The 11th Circuit panel even called out Trump for publicly claiming it was fine for him to have classified records because he’d already declassified them—maybe even in his head, as he mused to Fox News. The appellate panel noted that Trump’s lawyers have yet to make that argument before Dearie (perhaps, as some have pointed out because lying to a judge would cost them their license to practice law).

“[Trump] suggests that he may have declassified these documents when he was president. But the record contains no evidence that any of these records were declassified. And before the special master, [Trump] resisted providing any evidence that he had declassified any of these documents,” the panel wrote.

The 11th Circuit and Judge Raymond Dearie are not allowing Trump’s delay tactic to work. The courts have far more leeway to strip arguments that delay a case when charges haven’t been filed. If an indictment is handed down, Trump will have more opportunities for a real delay because the rules of criminal procedure, rules meant to protect a defendant’s rights, kick in.

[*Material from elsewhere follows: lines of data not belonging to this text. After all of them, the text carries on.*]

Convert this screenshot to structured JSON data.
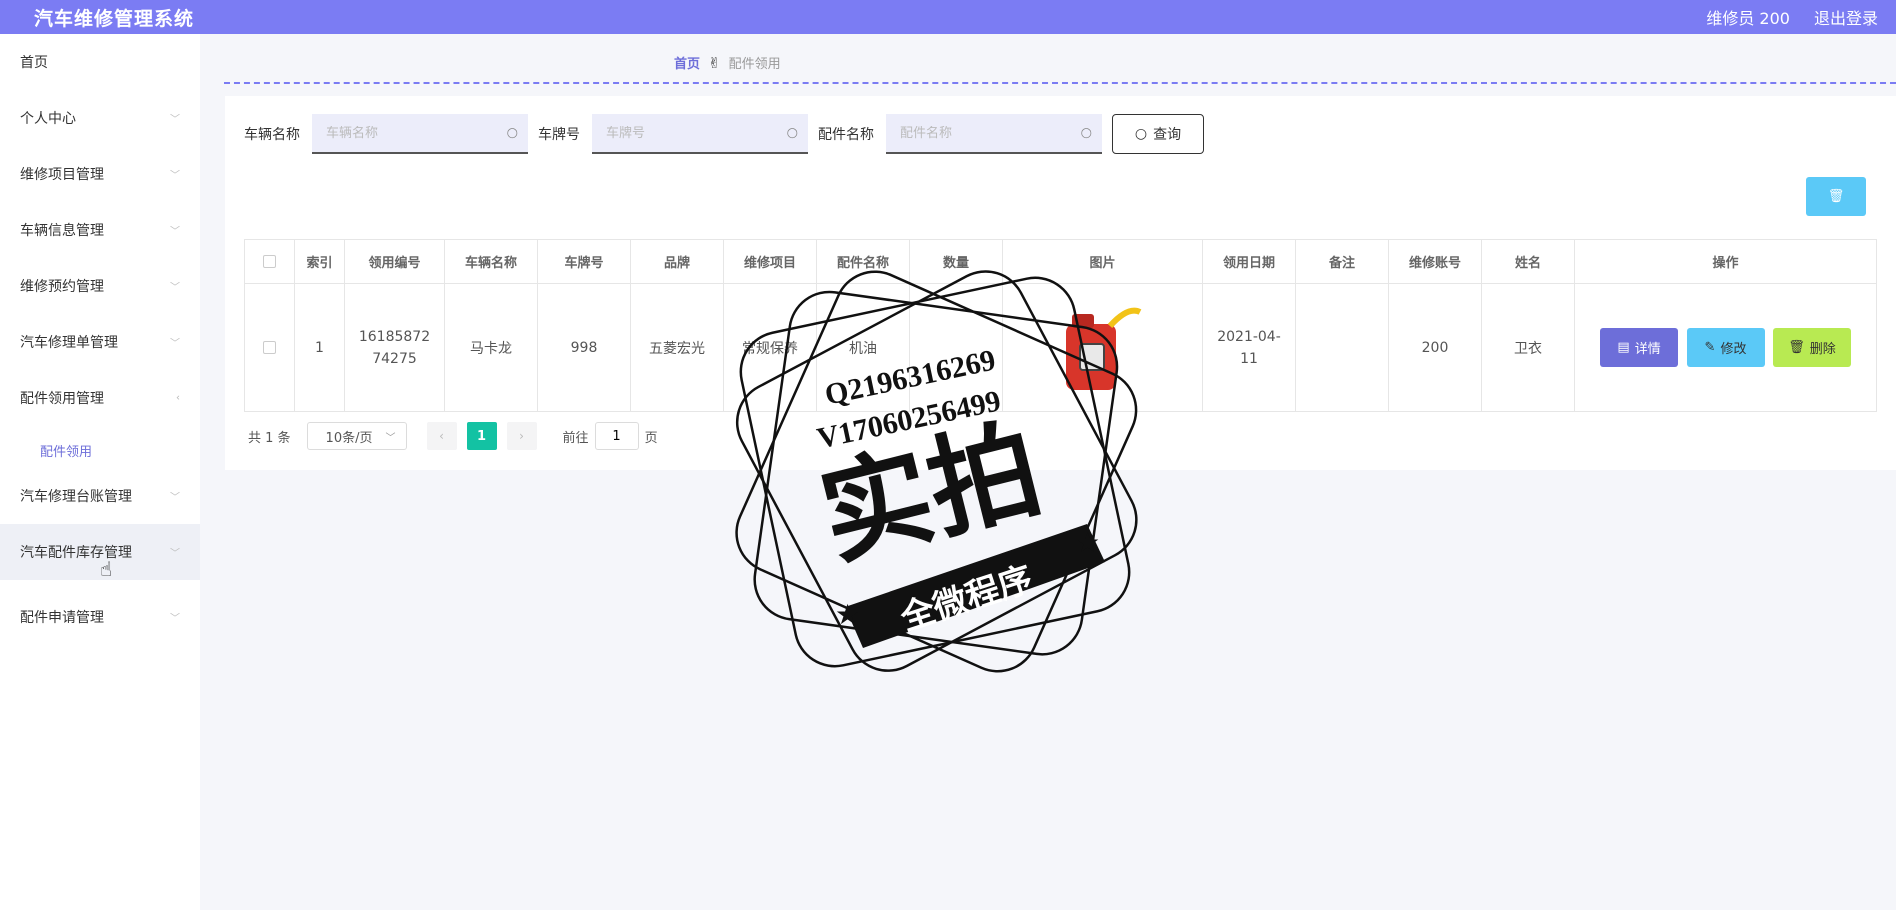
{
  "header": {
    "title": "汽车维修管理系统",
    "user": "维修员 200",
    "logout": "退出登录"
  },
  "sidebar": {
    "items": [
      {
        "label": "首页"
      },
      {
        "label": "个人中心"
      },
      {
        "label": "维修项目管理"
      },
      {
        "label": "车辆信息管理"
      },
      {
        "label": "维修预约管理"
      },
      {
        "label": "汽车修理单管理"
      },
      {
        "label": "配件领用管理"
      },
      {
        "label": "汽车修理台账管理"
      },
      {
        "label": "汽车配件库存管理"
      },
      {
        "label": "配件申请管理"
      }
    ],
    "sub_item": "配件领用"
  },
  "breadcrumb": {
    "home": "首页",
    "current": "配件领用"
  },
  "search": {
    "car_name_label": "车辆名称",
    "car_name_placeholder": "车辆名称",
    "plate_label": "车牌号",
    "plate_placeholder": "车牌号",
    "part_label": "配件名称",
    "part_placeholder": "配件名称",
    "query_label": "查询"
  },
  "table": {
    "columns": [
      "索引",
      "领用编号",
      "车辆名称",
      "车牌号",
      "品牌",
      "维修项目",
      "配件名称",
      "数量",
      "图片",
      "领用日期",
      "备注",
      "维修账号",
      "姓名",
      "操作"
    ],
    "rows": [
      {
        "index": "1",
        "code": "1618587274275",
        "car": "马卡龙",
        "plate": "998",
        "brand": "五菱宏光",
        "project": "常规保养",
        "part": "机油",
        "qty": "",
        "date": "2021-04-11",
        "note": "",
        "account": "200",
        "name": "卫衣"
      }
    ],
    "detail_label": "详情",
    "edit_label": "修改",
    "delete_label": "删除"
  },
  "pager": {
    "total": "共 1 条",
    "page_size": "10条/页",
    "current_page": "1",
    "goto_label": "前往",
    "goto_value": "1",
    "page_unit": "页"
  },
  "watermark": {
    "line1": "Q2196316269",
    "line2": "V17060256499",
    "main": "实拍",
    "banner": "全微程序"
  }
}
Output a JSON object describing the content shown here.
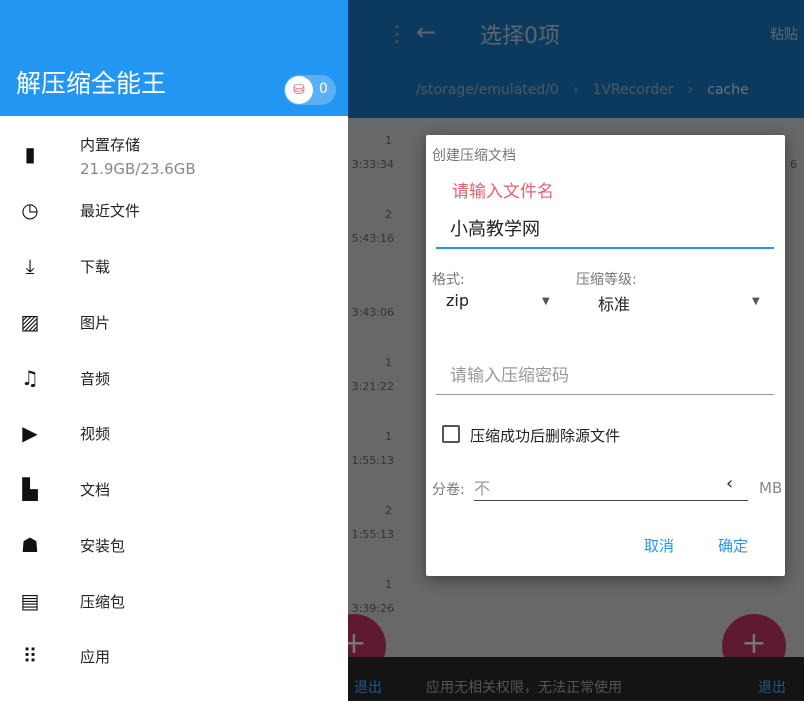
{
  "appbar": {
    "title": "选择0项",
    "paste": "粘贴",
    "breadcrumb": [
      "/storage/emulated/0",
      "1VRecorder",
      "cache"
    ]
  },
  "rows": [
    {
      "n": "1",
      "t": "3:33:34"
    },
    {
      "n": "2",
      "t": "5:43:16"
    },
    {
      "n": "",
      "t": "3:43:06"
    },
    {
      "n": "1",
      "t": "3:21:22"
    },
    {
      "n": "1",
      "t": "1:55:13"
    },
    {
      "n": "2",
      "t": "1:55:13"
    },
    {
      "n": "1",
      "t": "3:39:26"
    }
  ],
  "right_count": "6",
  "bottom": {
    "message": "应用无相关权限，无法正常使用",
    "exit_left": "退出",
    "exit_right": "退出"
  },
  "drawer": {
    "title": "解压缩全能王",
    "toggle_count": "0",
    "items": [
      {
        "label": "内置存储",
        "sub": "21.9GB/23.6GB",
        "icon": "sd-card-icon"
      },
      {
        "label": "最近文件",
        "icon": "clock-icon"
      },
      {
        "label": "下载",
        "icon": "download-icon"
      },
      {
        "label": "图片",
        "icon": "image-icon"
      },
      {
        "label": "音频",
        "icon": "music-icon"
      },
      {
        "label": "视频",
        "icon": "video-icon"
      },
      {
        "label": "文档",
        "icon": "document-icon"
      },
      {
        "label": "安装包",
        "icon": "android-icon"
      },
      {
        "label": "压缩包",
        "icon": "zip-icon"
      },
      {
        "label": "应用",
        "icon": "apps-grid-icon"
      }
    ]
  },
  "dialog": {
    "title": "创建压缩文档",
    "filename_hint": "请输入文件名",
    "filename": "小高教学网",
    "format_label": "格式:",
    "format_value": "zip",
    "level_label": "压缩等级:",
    "level_value": "标准",
    "password_placeholder": "请输入压缩密码",
    "delete_source_label": "压缩成功后删除源文件",
    "delete_source_checked": false,
    "split_label": "分卷:",
    "split_value": "不",
    "split_unit": "MB",
    "cancel": "取消",
    "ok": "确定"
  },
  "colors": {
    "primary": "#2196f3",
    "hint": "#e8606e"
  }
}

But even there, Trump faces problems. Any indictment that may come down will publicly lay out Trump’s actions that led to the indictment. There will still be a few portions blacked out to protect certain sources. But the public will get far facts to support indicting Trump. The facts – if charged – will almost surely be very compelling, or they wouldn’t go forward. Thus, slowing the process down after an indictment doesn’t provide Trump much cover. Many people will see him as guilty right out of the gate.